Merits and demerits of various biomarkers of chronic lung diseases with special reference to club cell protein 16 (CC-16) and early detection of chronic silicosis
Keywords:Occupational Lung Disease, Silicosis, Respirable Crystalline Silica (RCS), Biomarkers, CC-16
Silicosis is a widely prevalent occupational lung disease with high morbidity and premature mortality. It is caused by continuous or intermittent exposure to respirable crystalline silica (RCS) dust while working in relevant work places. Conventionally silicosis is detected by the chest radiography and/or high resolution computerized tomography (HRCT) scan supported by evidence of impaired lung function test through spirometry. Secondary prevention of silicosis may be a possible strategy for reduction of silicosis associated morbidity and mortality provided there is a suitable biomarker available to predict it at its early stages among the silica dust exposed workers.

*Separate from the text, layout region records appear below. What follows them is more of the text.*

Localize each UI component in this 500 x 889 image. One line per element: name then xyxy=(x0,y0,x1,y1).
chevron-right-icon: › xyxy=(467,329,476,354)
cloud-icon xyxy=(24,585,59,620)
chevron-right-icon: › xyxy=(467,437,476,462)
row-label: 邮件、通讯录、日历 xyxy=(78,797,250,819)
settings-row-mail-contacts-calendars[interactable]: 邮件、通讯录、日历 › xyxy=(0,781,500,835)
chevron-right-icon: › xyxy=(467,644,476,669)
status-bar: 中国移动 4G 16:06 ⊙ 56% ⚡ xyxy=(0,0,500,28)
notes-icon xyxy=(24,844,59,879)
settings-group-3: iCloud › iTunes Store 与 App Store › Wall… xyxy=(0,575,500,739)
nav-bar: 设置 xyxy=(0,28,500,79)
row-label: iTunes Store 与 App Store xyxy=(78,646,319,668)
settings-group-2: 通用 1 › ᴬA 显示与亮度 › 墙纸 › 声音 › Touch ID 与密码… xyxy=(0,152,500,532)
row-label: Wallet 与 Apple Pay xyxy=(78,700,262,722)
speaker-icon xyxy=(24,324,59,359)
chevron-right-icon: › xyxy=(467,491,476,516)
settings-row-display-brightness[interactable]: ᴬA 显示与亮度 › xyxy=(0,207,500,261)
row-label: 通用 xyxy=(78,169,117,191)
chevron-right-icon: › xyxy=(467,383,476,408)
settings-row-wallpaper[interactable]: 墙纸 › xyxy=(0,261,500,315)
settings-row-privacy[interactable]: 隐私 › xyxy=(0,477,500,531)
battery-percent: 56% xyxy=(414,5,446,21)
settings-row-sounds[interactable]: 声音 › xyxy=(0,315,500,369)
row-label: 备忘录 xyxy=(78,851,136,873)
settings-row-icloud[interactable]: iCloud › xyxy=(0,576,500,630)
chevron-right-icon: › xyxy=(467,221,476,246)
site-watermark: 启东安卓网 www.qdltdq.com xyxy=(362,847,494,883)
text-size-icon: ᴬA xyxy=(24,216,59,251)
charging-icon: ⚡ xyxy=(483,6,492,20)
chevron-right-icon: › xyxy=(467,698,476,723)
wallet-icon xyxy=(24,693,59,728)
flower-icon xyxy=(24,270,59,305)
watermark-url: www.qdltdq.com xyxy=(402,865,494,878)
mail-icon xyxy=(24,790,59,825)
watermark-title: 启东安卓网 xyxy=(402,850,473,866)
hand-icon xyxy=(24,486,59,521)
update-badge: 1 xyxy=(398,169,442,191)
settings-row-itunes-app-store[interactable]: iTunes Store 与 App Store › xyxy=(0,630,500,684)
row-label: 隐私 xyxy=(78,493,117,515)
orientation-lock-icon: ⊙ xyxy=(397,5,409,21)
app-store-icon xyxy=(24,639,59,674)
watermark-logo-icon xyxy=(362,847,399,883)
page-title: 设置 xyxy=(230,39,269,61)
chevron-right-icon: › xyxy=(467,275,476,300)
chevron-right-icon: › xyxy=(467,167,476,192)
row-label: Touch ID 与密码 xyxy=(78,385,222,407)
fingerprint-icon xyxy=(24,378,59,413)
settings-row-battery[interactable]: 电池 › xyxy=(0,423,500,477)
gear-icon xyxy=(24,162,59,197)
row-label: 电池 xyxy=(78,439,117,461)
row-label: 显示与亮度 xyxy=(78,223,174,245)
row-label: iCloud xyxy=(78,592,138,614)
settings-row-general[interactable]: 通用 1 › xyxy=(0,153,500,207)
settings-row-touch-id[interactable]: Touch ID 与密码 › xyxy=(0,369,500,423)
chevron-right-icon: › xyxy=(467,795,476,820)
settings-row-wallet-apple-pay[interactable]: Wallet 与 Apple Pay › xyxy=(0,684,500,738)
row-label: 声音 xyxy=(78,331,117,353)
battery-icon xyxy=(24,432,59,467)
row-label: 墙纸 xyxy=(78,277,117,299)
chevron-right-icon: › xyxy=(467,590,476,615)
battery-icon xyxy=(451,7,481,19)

This article has attempted to review the merits and demerits of various possible biomarkers such as silicon, respirable crystalline silica, TNF alpha, IL-6, IL-8, CC-16 etc. Of them, CC-16 has the distinct advantages over other markers. CC-16 is mostly secreted from the club cells of terminal bronchioles of lung and is easily diffusible in to the peripheral circulation. It is inversely correlated with the extent of silicotic lung damage. Recently Indian Council of Medical Research – National Institute of Occupational Health (ICMR-NIOH) through their research work has conclusively evidenced that CC-16 may be used as a proxy marker and screening tool for early detection of chronic silicosis by periodic screening among silica dust exposed workers. Further work towards CC-16 marker may be useful for control of chronic silicosis. This will also facilitate elimination of tuberculosis.